There has been an attempt to systematize exit status numbers
(see /usr/include/sysexits.h
),
but this is intended for C and C++ programmers. A similar
standard for scripting might be appropriate. The author of
this document proposes restricting user-defined exit codes to
the range 64 - 113 (in addition to
0, for success), to conform with
the C/C++ standard. This would allot 50 valid codes, and make
troubleshooting scripts more straightforward.
[145]
All user-defined exit codes in the accompanying examples to
this document conform to this standard, except where overriding
circumstances exist, as in Example 9.2, “Timed Input”.
Issuing a $? from the command-line after a shell script exits gives results consistent with the table above only from the Bash or sh prompt. Running the C-shell or tcsh may give different values in some cases.
[144] Out of range exit values can result in unexpected exit codes. An exit value greater than 255 returns an exit code modulo 256. For example, exit 3809 gives an exit code of 225 (3809 % 256 = 225).

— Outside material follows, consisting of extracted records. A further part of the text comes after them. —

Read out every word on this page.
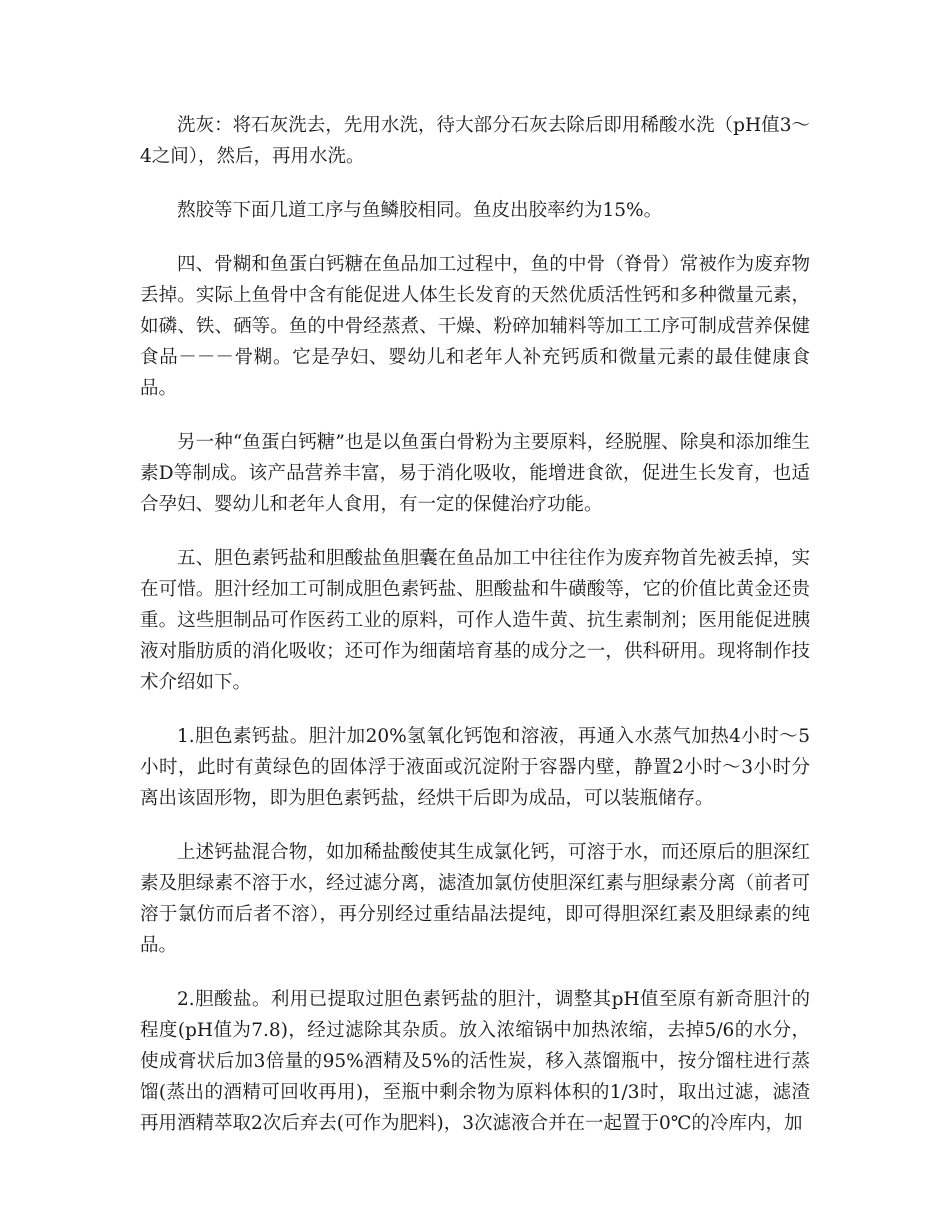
洗灰：将石灰洗去，先用水洗，待大部分石灰去除后即用稀酸水洗（pH值3～4之间），然后，再用水洗。

熬胶等下面几道工序与鱼鳞胶相同。鱼皮出胶率约为15%。

四、骨糊和鱼蛋白钙糖在鱼品加工过程中，鱼的中骨（脊骨）常被作为废弃物丢掉。实际上鱼骨中含有能促进人体生长发育的天然优质活性钙和多种微量元素，如磷、铁、硒等。鱼的中骨经蒸煮、干燥、粉碎加辅料等加工工序可制成营养保健食品－－－骨糊。它是孕妇、婴幼儿和老年人补充钙质和微量元素的最佳健康食品。

另一种“鱼蛋白钙糖”也是以鱼蛋白骨粉为主要原料，经脱腥、除臭和添加维生素D等制成。该产品营养丰富，易于消化吸收，能增进食欲，促进生长发育，也适合孕妇、婴幼儿和老年人食用，有一定的保健治疗功能。

五、胆色素钙盐和胆酸盐鱼胆囊在鱼品加工中往往作为废弃物首先被丢掉，实在可惜。胆汁经加工可制成胆色素钙盐、胆酸盐和牛磺酸等，它的价值比黄金还贵重。这些胆制品可作医药工业的原料，可作人造牛黄、抗生素制剂；医用能促进胰液对脂肪质的消化吸收；还可作为细菌培育基的成分之一，供科研用。现将制作技术介绍如下。

1.胆色素钙盐。胆汁加20%氢氧化钙饱和溶液，再通入水蒸气加热4小时～5小时，此时有黄绿色的固体浮于液面或沉淀附于容器内壁，静置2小时～3小时分离出该固形物，即为胆色素钙盐，经烘干后即为成品，可以装瓶储存。

上述钙盐混合物，如加稀盐酸使其生成氯化钙，可溶于水，而还原后的胆深红素及胆绿素不溶于水，经过滤分离，滤渣加氯仿使胆深红素与胆绿素分离（前者可溶于氯仿而后者不溶），再分别经过重结晶法提纯，即可得胆深红素及胆绿素的纯品。

2.胆酸盐。利用已提取过胆色素钙盐的胆汁，调整其pH值至原有新奇胆汁的程度(pH值为7.8)，经过滤除其杂质。放入浓缩锅中加热浓缩，去掉5/6的水分，使成膏状后加3倍量的95%酒精及5%的活性炭，移入蒸馏瓶中，按分馏柱进行蒸馏(蒸出的酒精可回收再用)，至瓶中剩余物为原料体积的1/3时，取出过滤，滤渣再用酒精萃取2次后弃去(可作为肥料)，3次滤液合并在一起置于0℃的冷库内，加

[145] An update of /usr/include/sysexits.h
allocates previously unused exit codes from 64
- 78. It may be anticipated that the range of
unallotted exit codes will be further restricted in the future.
The author of this document will not do
fixups on the scripting examples to conform to the changing
standard. This should not cause any problems, since there
is no overlap or conflict in usage of exit codes between
compiled C/C++ binaries and shell scripts.